Casar ou não casar: eis a questão!

Até algum tempo atrás, a questão exposta no título deste artigo não era pertinente, visto que havia a crença de que todos nós, seres humanos, nascemos e crescemos para nos unirmos a alguém e vivermos uma relação consolidada pelos laços do matrimônio. E ainda mais: esta união havia de ser respaldada pelas duas maiores instâncias da Lei em nossa cultura: a Igreja e o Estado.
Então, com a certeza inabalável de estar dando um passo a frente em seu desenvolvimento pessoal, de estar cumprindo “as ordens da natureza humana”, homens e mulheres casavam-se no religioso e no civil.
Porém, nossa modernidade é marcada, sobretudo, por um grande abalo nas certezas, nas convicções. Vivemos em um momento da história em que tudo se questiona. Também vivemos a era das sensações, dos pequenos prazeres, na qual os sentimento são efêmeros, evanescentes.

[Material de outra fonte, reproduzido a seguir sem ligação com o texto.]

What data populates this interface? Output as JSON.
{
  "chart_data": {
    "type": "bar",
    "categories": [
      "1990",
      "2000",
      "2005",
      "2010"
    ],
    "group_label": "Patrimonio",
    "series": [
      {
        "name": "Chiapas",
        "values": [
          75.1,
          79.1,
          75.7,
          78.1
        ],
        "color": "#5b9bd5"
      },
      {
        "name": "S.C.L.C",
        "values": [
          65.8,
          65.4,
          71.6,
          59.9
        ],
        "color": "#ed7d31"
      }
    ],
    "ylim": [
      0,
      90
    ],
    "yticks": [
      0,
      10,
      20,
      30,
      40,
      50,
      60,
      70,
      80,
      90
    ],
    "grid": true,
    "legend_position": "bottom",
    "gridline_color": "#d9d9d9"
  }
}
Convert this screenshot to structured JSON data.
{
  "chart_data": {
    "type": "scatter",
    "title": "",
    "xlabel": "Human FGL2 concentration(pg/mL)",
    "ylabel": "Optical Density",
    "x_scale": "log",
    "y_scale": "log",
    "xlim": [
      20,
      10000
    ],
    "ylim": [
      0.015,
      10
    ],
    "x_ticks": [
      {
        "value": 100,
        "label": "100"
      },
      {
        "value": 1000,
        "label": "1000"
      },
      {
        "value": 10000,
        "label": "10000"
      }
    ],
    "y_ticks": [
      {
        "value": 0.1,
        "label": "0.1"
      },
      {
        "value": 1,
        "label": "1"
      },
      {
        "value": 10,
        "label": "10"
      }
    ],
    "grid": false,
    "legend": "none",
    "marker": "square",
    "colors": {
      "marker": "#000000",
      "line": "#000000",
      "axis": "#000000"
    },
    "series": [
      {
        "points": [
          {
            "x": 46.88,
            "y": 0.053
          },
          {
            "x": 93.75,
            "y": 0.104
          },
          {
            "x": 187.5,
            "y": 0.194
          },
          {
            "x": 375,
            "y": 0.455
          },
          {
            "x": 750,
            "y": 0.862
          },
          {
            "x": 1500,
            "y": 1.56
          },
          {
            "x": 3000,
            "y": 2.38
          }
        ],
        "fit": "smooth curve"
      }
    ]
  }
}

Nesta era dos questionamentos e da efemeridade, repensa-se as relações interpessoais, dentre elas, o casamento.
O casamento como vínculo contratual deixou de ser obrigatoriedade, mesmo que moral, e cada vez mais o número de vínculos destes modos de vida tem-se dispensado e até mesmo desfeito.
Mas porque nosso comportamento em relação a esta temática tem se transformado tão duramente? Em geral, a crítica que se faz a instituição casamento refere-se, sobretudo, a subjugação a que, na maior parte das vezes, se impõe os envolvidos em tal relação. No casamento é como se desaparecessem os sujeitos para nascer um terceiro elemento: a relação.
E como vivemos numa época na qual se considera largamente a subjetividade, a individualidade e os interesses de cada um, cada vez menos cedemos aos interesses dos outros em detrimento dos nossos, e já nos diziam os antigos: casamento é doação... Logo, dizemos cada vez menos sim ao casamento. Só que ainda não sabemos direito o que fazer com estas incertezas a respeito desta temática. Devemos entender que este novo tipo de comportamento é fruto de nosso momento histórico, é próprio da modernidade. Como diz Jurandir Freire Costa, hoje em dia “queremos um amor imortal, mas com data de validade marcada”, ainda não abandamos nosso ideal de felicidade que está ligado a um relacionamento amoroso, mas ao mesmo tempo, questionamo-nos sobre ele. Assim, a pergunta sobre casar-se ou casar-se assola-nos constantemente a cabeça.
Devemos nos perguntar: é ruim isto que está nos acontecendo? É ruim estar privilegiando tanto o sujeito em detrimento destas relações historicamente criticadas? Na verdade não. Pelo contrário. Não há nada de ruim quando conseguimos nos relacionar com alguém sem desconsiderarmos nossos próprios desejos e interesses, bem como os desejos e interesses daquele com quem nos relacionamos.
Porém, temos que tomar o cuidado para não assumirmos uma moral inversa, isto é, não dizermos não aos vínculos só pelas críticas que se fazem a eles. Devemos, sim, sempre repensarmos a forma de vida que levamos, sobretudo para encontrarmos nosso próprio desejo.